Tuesday, December 04, 2007

Does Cross-Country Skiing Have a Future?

From Salomon's introduction of the Profil binding system for lightweight Nordic skis in the early 1990s, cross-country skiing equipment fell into a fairly organized continuum from light skis with system bindings like Rottefella's NNN and Salomon's Profil, to exploring skis with the so-called back country versions of those systems, to real exploring skis and Telemark-specific skis with 75 millimeter bindings.

Clearly the Salomon product was a little better designed, simpler and more solidly built. NNN bindings were put together like a cheap model kit. In the back country versions, Salomon added a few touches to create a better product as well, although neither Salomon nor Rottefella's binding was anything one would really want to take deep into the bush for any length of time.

In the mid 1990s, Salomon introduced the Pilot skating binding. Skating had evolved to the point where a binding that played to its specific needs met a receptive audience. No one missed single-bar skate bindings with elastomer springs once they'd skied Pilot.

For a decade, all was well. NNN bindings got weirder and weirder, while Salomon bindings remained solid and reliable.

All that is over now. As if Nordic skiing in the United States didn't have enough challenges with the warming climate and the sedentary public, now old reliable Salomon has felt compelled to fix things that weren't broken by applying the Pilot concept to all their bindings.

Did Shimano buy them while we weren't looking?

Last year it was Equipe Classic Pilot, a racing classic binding that carried the same hefty price tag as the Pilot skate binding, but without the utterly undeniable advantages the skate binding had brought to the sport. It does provide some improvement over the flexor-type binding it replaces. As racer gear the market could accept it, since racers were already paying the same price for skate bindings and it brought some functional improvement.

This year, Salomon has introduced an automatic step-in version of Pilot, aimed at touring skiers. They have put a Pilot-only sole on their best-fitting boot, which has been our biggest seller for years, marrying it inextricably to this untried binding.

The touring Pilot binding is harder to get out of than the original Profil. Some people already had trouble escaping from that. Pilot has a definite learning curve. A skier can damage the binding if they lose their balance while trying to get out of it. They can also damage their ski more easily in a foot-tangling crash. The manual release is stiff and awkward. If it had been well designed and carefully built it would provide a better escape for a skier who has fallen. However, combined with Pilot's second bar engaged in the rear lever of the binding, it will not improve things.
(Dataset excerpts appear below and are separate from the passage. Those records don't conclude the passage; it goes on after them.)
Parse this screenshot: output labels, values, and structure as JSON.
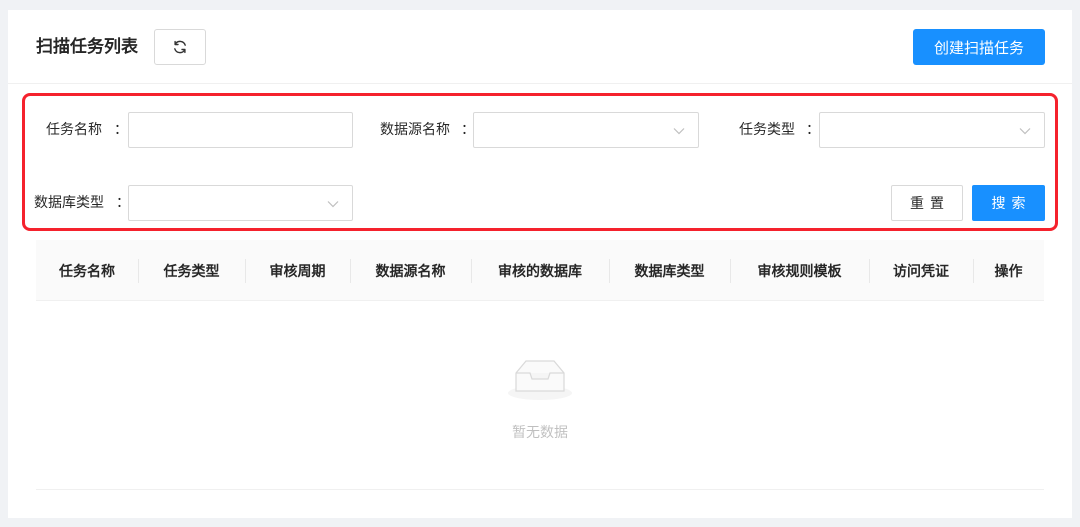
{
  "header": {
    "title": "扫描任务列表",
    "refresh_icon": "refresh-icon",
    "create_label": "创建扫描任务"
  },
  "filters": {
    "task_name_label": "任务名称",
    "datasource_label": "数据源名称",
    "task_type_label": "任务类型",
    "db_type_label": "数据库类型",
    "colon": "：",
    "task_name_value": "",
    "datasource_value": "",
    "task_type_value": "",
    "db_type_value": "",
    "reset_label": "重置",
    "search_label": "搜索",
    "highlight_color": "#f5222d"
  },
  "table": {
    "columns": [
      "任务名称",
      "任务类型",
      "审核周期",
      "数据源名称",
      "审核的数据库",
      "数据库类型",
      "审核规则模板",
      "访问凭证",
      "操作"
    ],
    "rows": [],
    "empty_text": "暂无数据",
    "empty_icon": "empty-inbox-icon"
  },
  "colors": {
    "primary": "#1890ff",
    "background": "#f0f2f5"
  }
}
It's time for an open-source Nordic binding. For all its limitations, 75 millimeter was available to any boot or binding maker. I don't want to see it come back. Nor do I want anything as cheesy as NNN. Someone, somehow has to tweak the basic concept of the old Profil binding and turn it loose on the market so touring skiers can get used to one true norm and find a variety of competitively-priced products so they can get into the sport without having to make so many decisions up front about which binding company they want to put in charge of their skiing enjoyment.

Nordic skiing has no primary, influential publication, so I have no idea how this concept can ever gain any publicity and traction, but here it is. At least this way someone might stumble on it.

1 comment:

Anonymous said...

Thanks for the interesting discussion of X-C bindings. I'm new at this sport, not having tried it since high school, when I borrowed my brother's equipment. Last year I started ice skating on a local river here in North Dakota. and enjoyed skating for miles and miles through the countryside. This year it snowed early, so that put an end to the skating.

Actually I haven't quite got the equipment ready for skiing yet. I got a pair of inexpensive Karhu boots on eBay, and a pair of used Skilom 210 skis, with the old 3-pin binding system. Having been away from skiing so long, I had not realized how different the bindings are. I was in Denver over Christmas and went to several large sporting goods stores, but I was quite disappointed at their lack of cross-country equipment. None of them had SNS Profil bindings that I needed for my Karhu boots.

So I purchased a set of SNS Profil bindings on eBay. I got them yesterday, but I can't figure out how to get the front plate off so I can fasten down the front screw. The seller doesn't know how to do it either. Can you help? I'm eager to get out and do some river skiing.